Se a este facto, juntarmos a falta de tradição em estudos Historiográficos sobre Alcácer do Sal para os séculos mais próximos de nós, é natural que um santo mártir como São Vicente, surja actualmente como um estranho, sem aparente lugar cativo no nosso património cultural. Por questões que nos escapam, o seu culto foi perdendo sentido após o século XVIII, a tal ponto, que em meados do século XIX a sua capela ter simplesmente desaparecido da paisagem peri-urbana de Alcácer do Sal.
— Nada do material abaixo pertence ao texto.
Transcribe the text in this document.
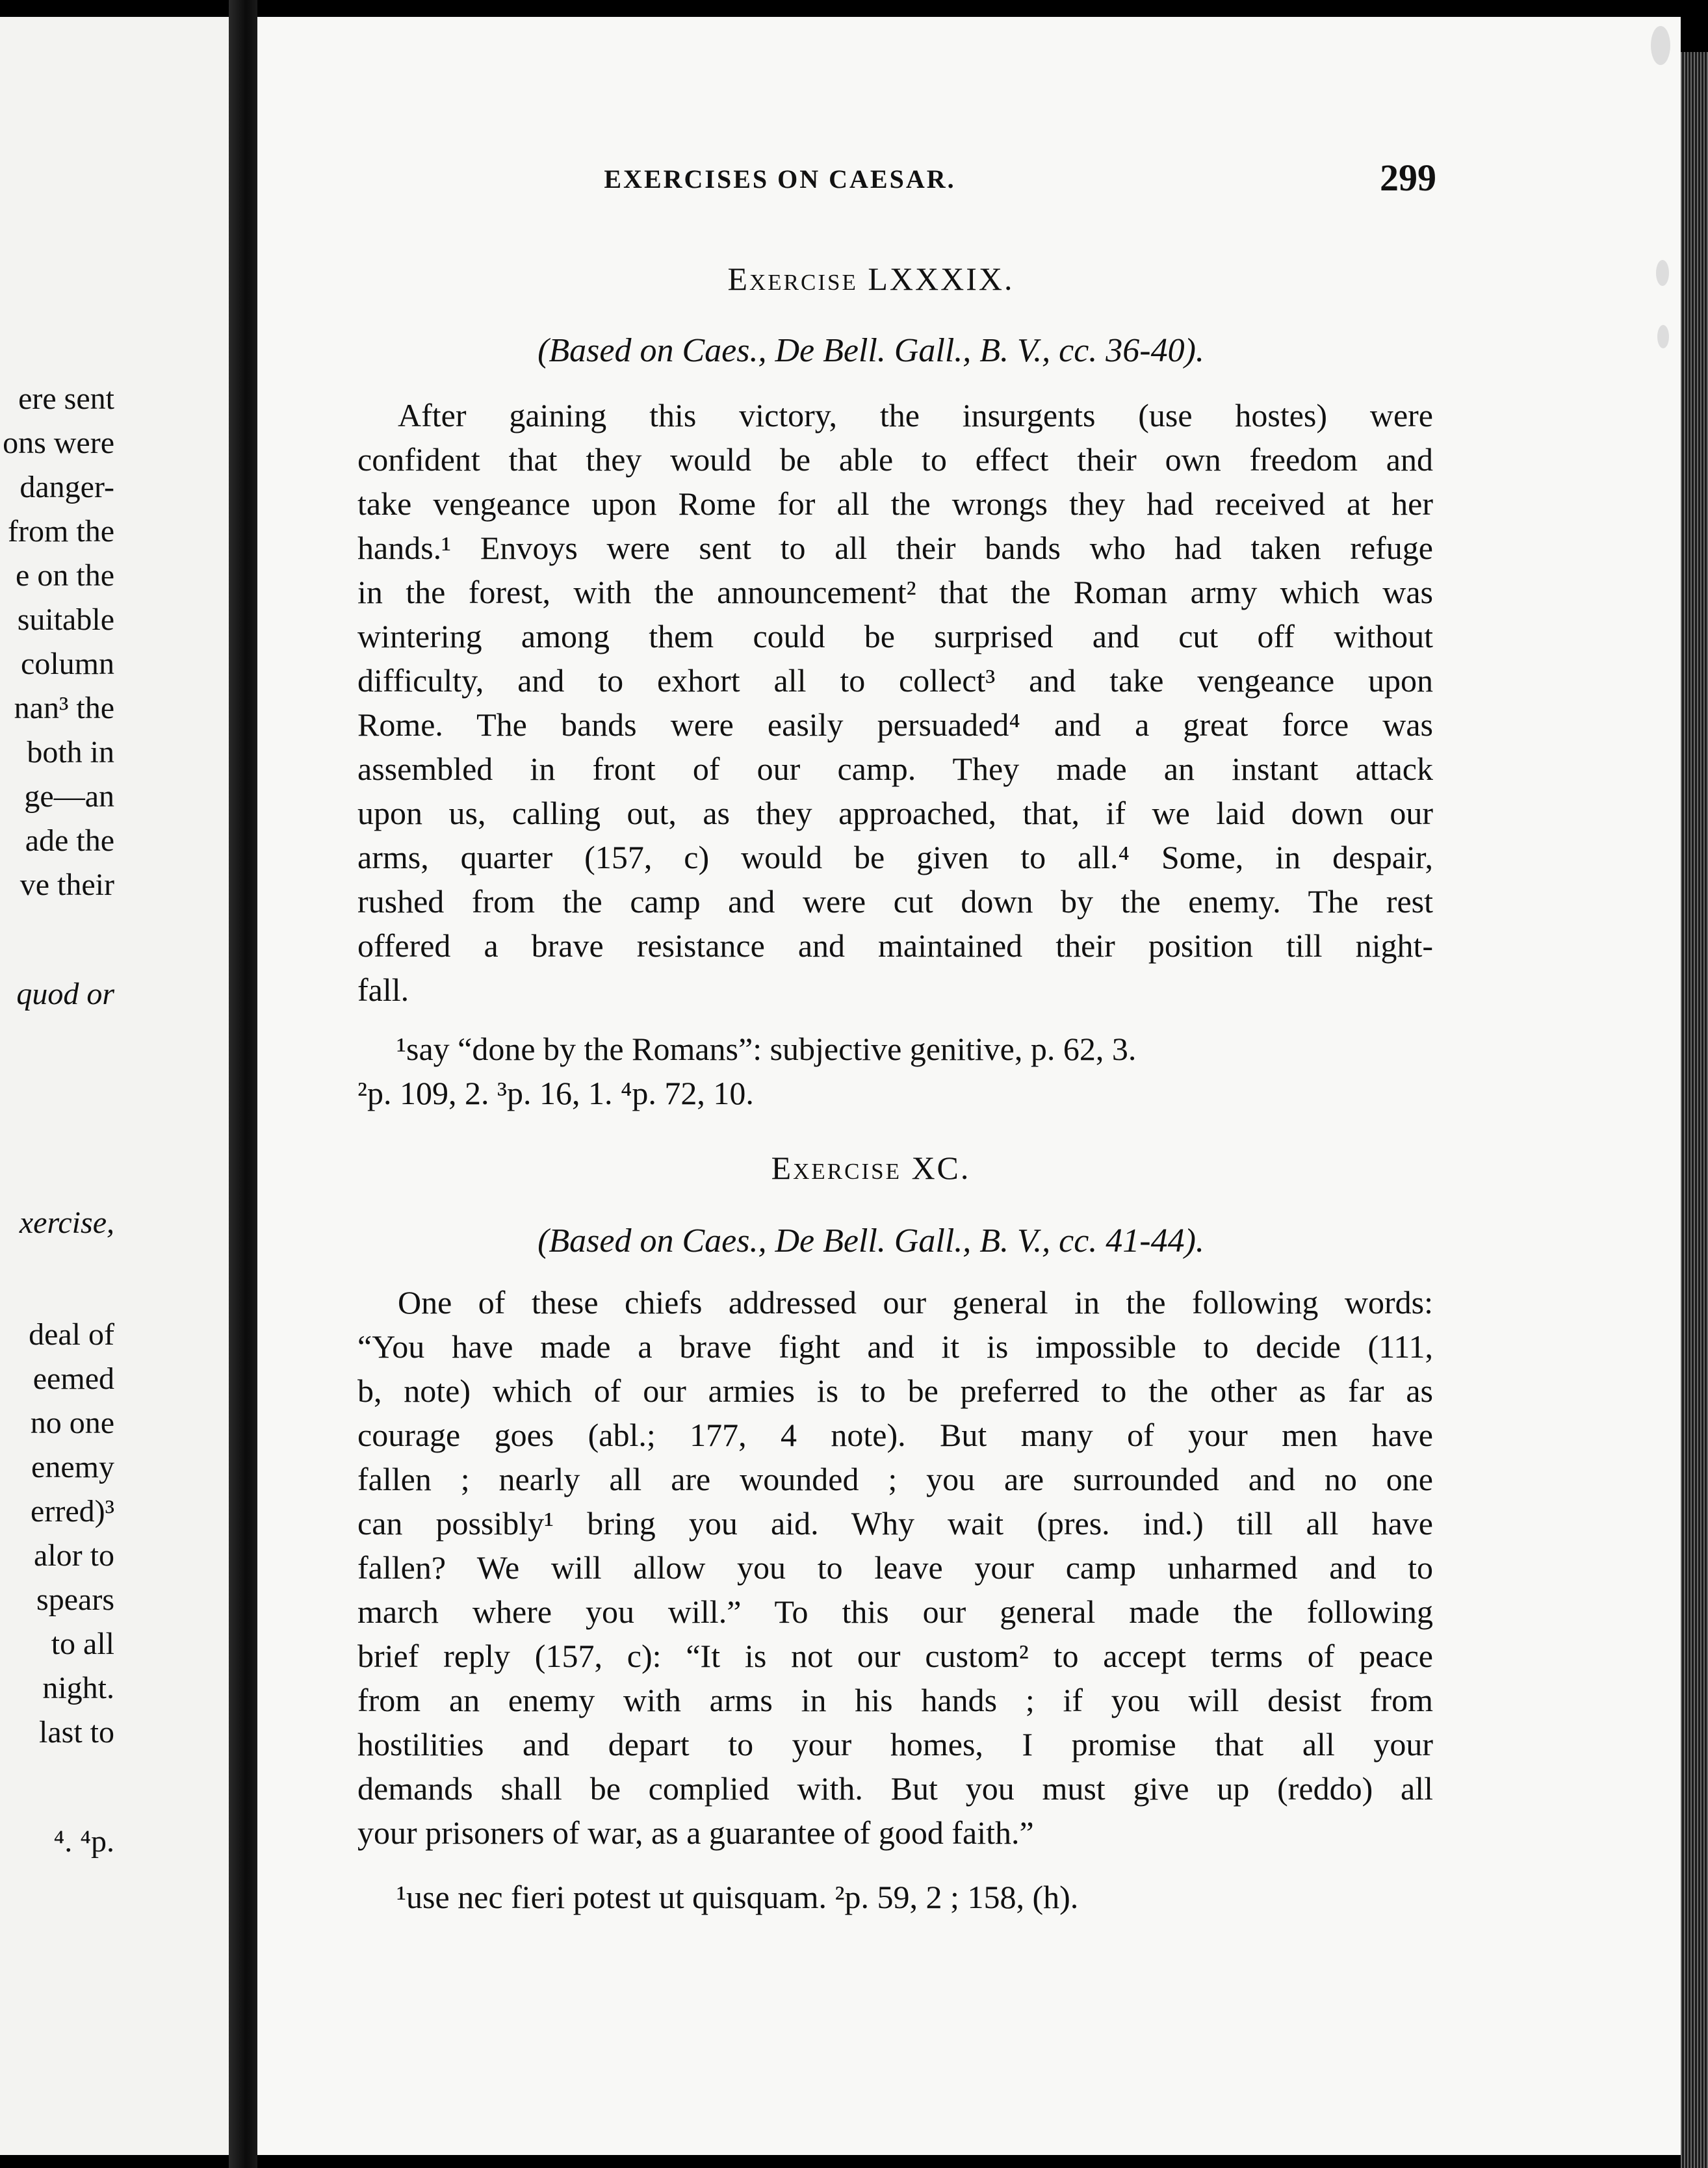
ere sent
ons were
danger-
from the
e on the
suitable
column
nan³ the
both in
ge—an
ade the
ve their
quod or
xercise,
deal of
eemed
no one
enemy
erred)³
alor to
spears
to all
night.
last to
⁴. ⁴p.
EXERCISES ON CAESAR.	299
Exercise LXXXIX.
(Based on Caes., De Bell. Gall., B. V., cc. 36-40).
After gaining this victory, the insurgents (use hostes) were
confident that they would be able to effect their own freedom and
take vengeance upon Rome for all the wrongs they had received at her
hands.¹ Envoys were sent to all their bands who had taken refuge
in the forest, with the announcement² that the Roman army which was
wintering among them could be surprised and cut off without
difficulty, and to exhort all to collect³ and take vengeance upon
Rome. The bands were easily persuaded⁴ and a great force was
assembled in front of our camp. They made an instant attack
upon us, calling out, as they approached, that, if we laid down our
arms, quarter (157, c) would be given to all.⁴ Some, in despair,
rushed from the camp and were cut down by the enemy. The rest
offered a brave resistance and maintained their position till night-
fall.
¹say “done by the Romans”: subjective genitive, p. 62, 3.
²p. 109, 2. ³p. 16, 1. ⁴p. 72, 10.
Exercise XC.
(Based on Caes., De Bell. Gall., B. V., cc. 41-44).
One of these chiefs addressed our general in the following words:
“You have made a brave fight and it is impossible to decide (111,
b, note) which of our armies is to be preferred to the other as far as
courage goes (abl.; 177, 4 note). But many of your men have
fallen ; nearly all are wounded ; you are surrounded and no one
can possibly¹ bring you aid. Why wait (pres. ind.) till all have
fallen? We will allow you to leave your camp unharmed and to
march where you will.” To this our general made the following
brief reply (157, c): “It is not our custom² to accept terms of peace
from an enemy with arms in his hands ; if you will desist from
hostilities and depart to your homes, I promise that all your
demands shall be complied with. But you must give up (reddo) all
your prisoners of war, as a guarantee of good faith.”
¹use nec fieri potest ut quisquam. ²p. 59, 2 ; 158, (h).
Nos dias de hoje, São Vicente pouco ou nada diz aos alcacerenses e resume-se a um topónimo (Quinta Nova de São Vicente) localizado junto ao Mini-Preço. Que importância terá tido São Vicente na História de Alcácer e porque razão este orago desapareceu? Sem possibilidade de responder de forma adequada às interrogações expostas, vamos neste artigo, levantar um pouco o véu sobre esta questão.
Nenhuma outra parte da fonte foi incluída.